Munda Hi Chahida is a 2019 Indian Punjabi-language family drama film directed by Santosh Subhash Thite and Deepak Thaper. Co-produced by Neeru Bajwa Entertainment and Shri Narotam Ji Films; it stars Harish Verma and Rubina Bajwa in lead roles. The film was released worldwide on 12 July 2019.

Cast 

 Harish Verma as Dharmender
 Rubina Bajwa as Rani
 Jatinder Kaur as Dadi
 Pawan Johal as sister
Rupinder Rupi as Bhua

Soundtrack 

Soundtrack of the film is composed by Gurmeet Singh, Gurmoh and Gurcharan Singh while background score is composed by Sandeep Saxena.

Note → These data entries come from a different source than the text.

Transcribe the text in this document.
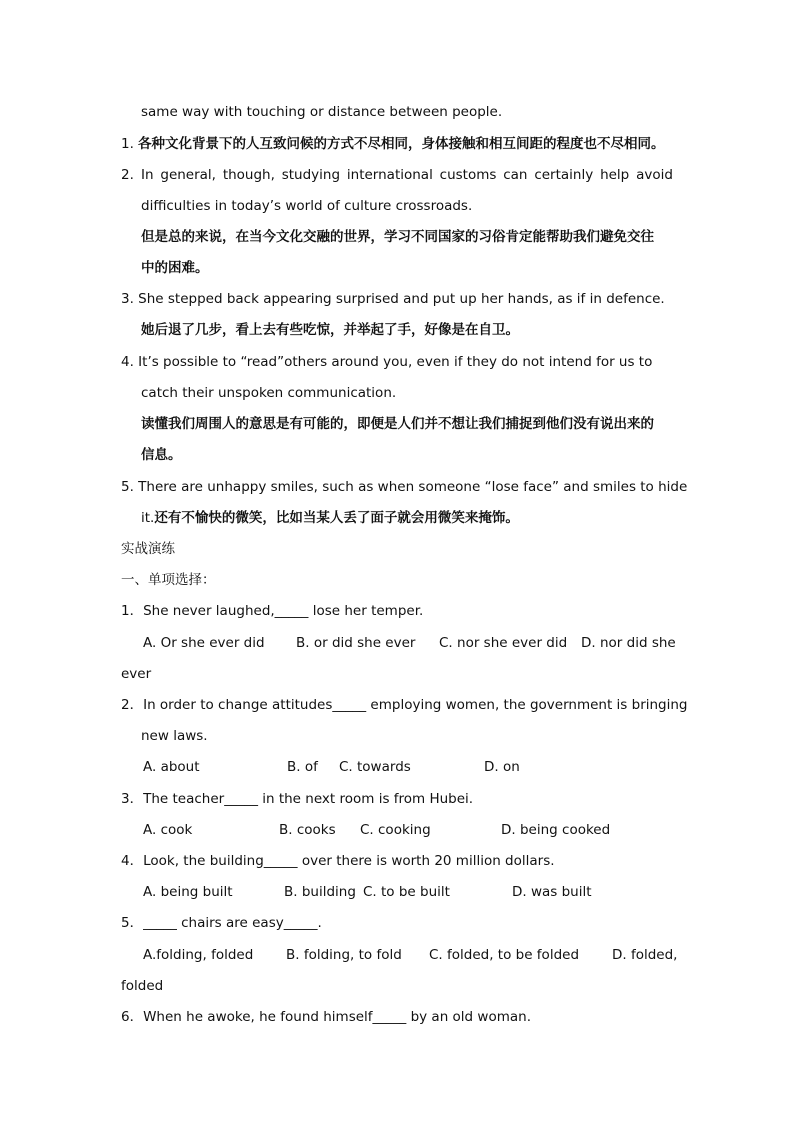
same way with touching or distance between people.
1. 各种文化背景下的人互致问候的方式不尽相同，身体接触和相互间距的程度也不尽相同。
2. In general, though, studying international customs can certainly help avoid
difficulties in today’s world of culture crossroads.
但是总的来说，在当今文化交融的世界，学习不同国家的习俗肯定能帮助我们避免交往
中的困难。
3. She stepped back appearing surprised and put up her hands, as if in defence.
她后退了几步，看上去有些吃惊，并举起了手，好像是在自卫。
4. It’s possible to “read”others around you, even if they do not intend for us to
catch their unspoken communication.
读懂我们周围人的意思是有可能的，即便是人们并不想让我们捕捉到他们没有说出来的
信息。
5. There are unhappy smiles, such as when someone “lose face” and smiles to hide
it.还有不愉快的微笑，比如当某人丢了面子就会用微笑来掩饰。
实战演练
一、单项选择：
1．She never laughed,_____ lose her temper.
A. Or she ever did B. or did she ever C. nor she ever did D. nor did she
ever
2．In order to change attitudes_____ employing women, the government is bringing
new laws.
A. about	B. of C. towards	D. on
3．The teacher_____ in the next room is from Hubei.
A. cook	B. cooks C. cooking	D. being cooked
4．Look, the building_____ over there is worth 20 million dollars.
A. being built	B. building C. to be built	D. was built
5．_____ chairs are easy_____.
A.folding, folded B. folding, to fold C. folded, to be folded D. folded,
folded
6．When he awoke, he found himself_____ by an old woman.
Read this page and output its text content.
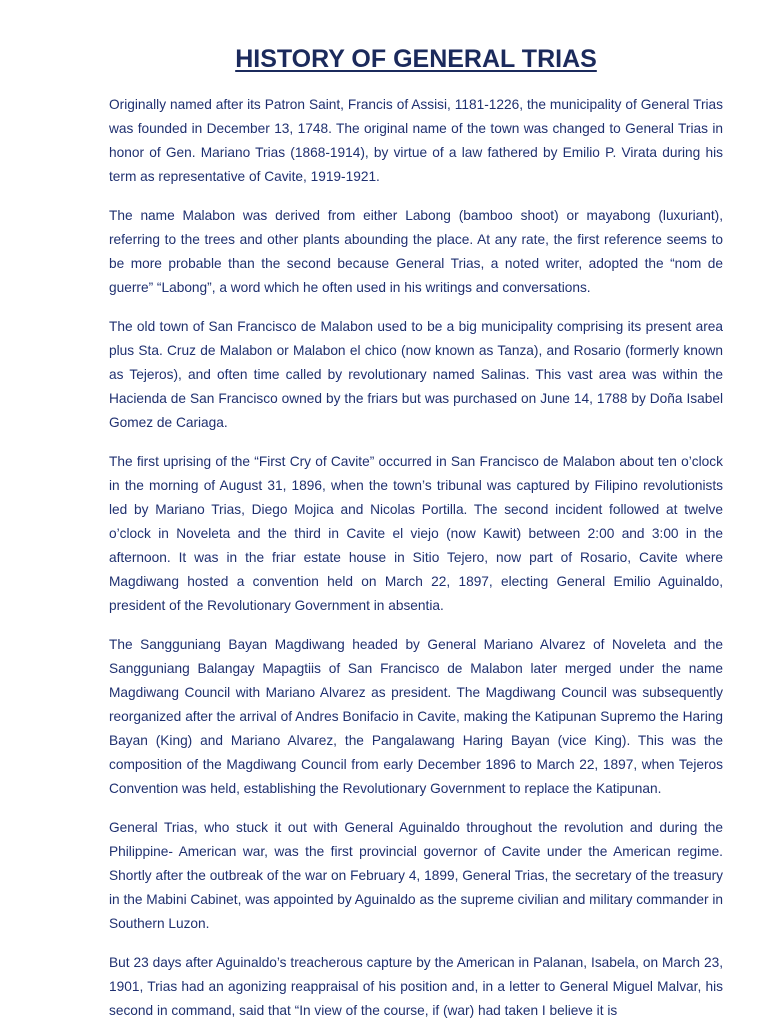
HISTORY OF GENERAL TRIAS

Originally named after its Patron Saint, Francis of Assisi, 1181-1226, the municipality of General Trias was founded in December 13, 1748. The original name of the town was changed to General Trias in honor of Gen. Mariano Trias (1868-1914), by virtue of a law fathered by Emilio P. Virata during his term as representative of Cavite, 1919-1921.

The name Malabon was derived from either Labong (bamboo shoot) or mayabong (luxuriant), referring to the trees and other plants abounding the place. At any rate, the first reference seems to be more probable than the second because General Trias, a noted writer, adopted the “nom de guerre” “Labong”, a word which he often used in his writings and conversations.

The old town of San Francisco de Malabon used to be a big municipality comprising its present area plus Sta. Cruz de Malabon or Malabon el chico (now known as Tanza), and Rosario (formerly known as Tejeros), and often time called by revolutionary named Salinas. This vast area was within the Hacienda de San Francisco owned by the friars but was purchased on June 14, 1788 by Doña Isabel Gomez de Cariaga.

The first uprising of the “First Cry of Cavite” occurred in San Francisco de Malabon about ten o’clock in the morning of August 31, 1896, when the town’s tribunal was captured by Filipino revolutionists led by Mariano Trias, Diego Mojica and Nicolas Portilla. The second incident followed at twelve o’clock in Noveleta and the third in Cavite el viejo (now Kawit) between 2:00 and 3:00 in the afternoon. It was in the friar estate house in Sitio Tejero, now part of Rosario, Cavite where Magdiwang hosted a convention held on March 22, 1897, electing General Emilio Aguinaldo, president of the Revolutionary Government in absentia.

The Sangguniang Bayan Magdiwang headed by General Mariano Alvarez of Noveleta and the Sangguniang Balangay Mapagtiis of San Francisco de Malabon later merged under the name Magdiwang Council with Mariano Alvarez as president. The Magdiwang Council was subsequently reorganized after the arrival of Andres Bonifacio in Cavite, making the Katipunan Supremo the Haring Bayan (King) and Mariano Alvarez, the Pangalawang Haring Bayan (vice King). This was the composition of the Magdiwang Council from early December 1896 to March 22, 1897, when Tejeros Convention was held, establishing the Revolutionary Government to replace the Katipunan.

General Trias, who stuck it out with General Aguinaldo throughout the revolution and during the Philippine- American war, was the first provincial governor of Cavite under the American regime. Shortly after the outbreak of the war on February 4, 1899, General Trias, the secretary of the treasury in the Mabini Cabinet, was appointed by Aguinaldo as the supreme civilian and military commander in Southern Luzon.

But 23 days after Aguinaldo’s treacherous capture by the American in Palanan, Isabela, on March 23, 1901, Trias had an agonizing reappraisal of his position and, in a letter to General Miguel Malvar, his second in command, said that “In view of the course, if (war) had taken I believe it is
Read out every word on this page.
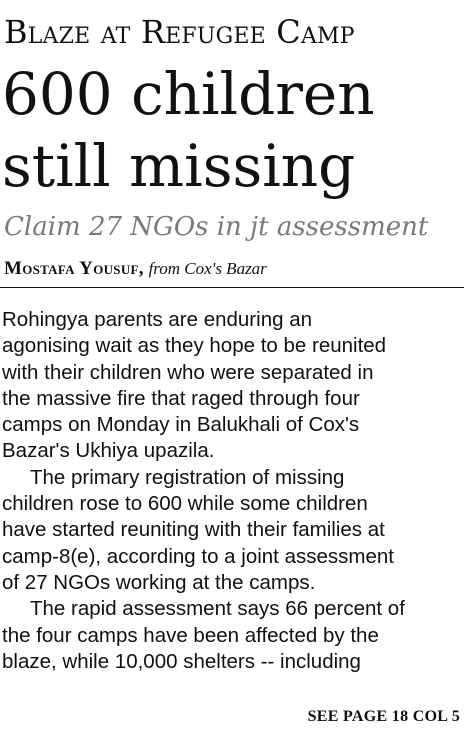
Blaze at Refugee Camp
600 children
still missing
Claim 27 NGOs in jt assessment
Mostafa Yousuf, from Cox's Bazar
Rohingya parents are enduring an
agonising wait as they hope to be reunited
with their children who were separated in
the massive fire that raged through four
camps on Monday in Balukhali of Cox's
Bazar's Ukhiya upazila.
The primary registration of missing
children rose to 600 while some children
have started reuniting with their families at
camp-8(e), according to a joint assessment
of 27 NGOs working at the camps.
The rapid assessment says 66 percent of
the four camps have been affected by the
blaze, while 10,000 shelters -- including
SEE PAGE 18 COL 5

Lyrics were penned by Harmanjeet, Harinder Kaur and Kaptaan.

Release and marketing 

The film was originally scheduled to be released on 5 July 2019 but was later postponed to 12 July 2019. The film is distributed by Omjee Star Studios in India and Rhythm Boyz Entertainment in overseas. First look poster of the film was released on 14 June 2019 with Harish Verma and Rubina Bajwa in it. Official trailer of the film was released on 18 June 2019 on YouTube by Jass Records.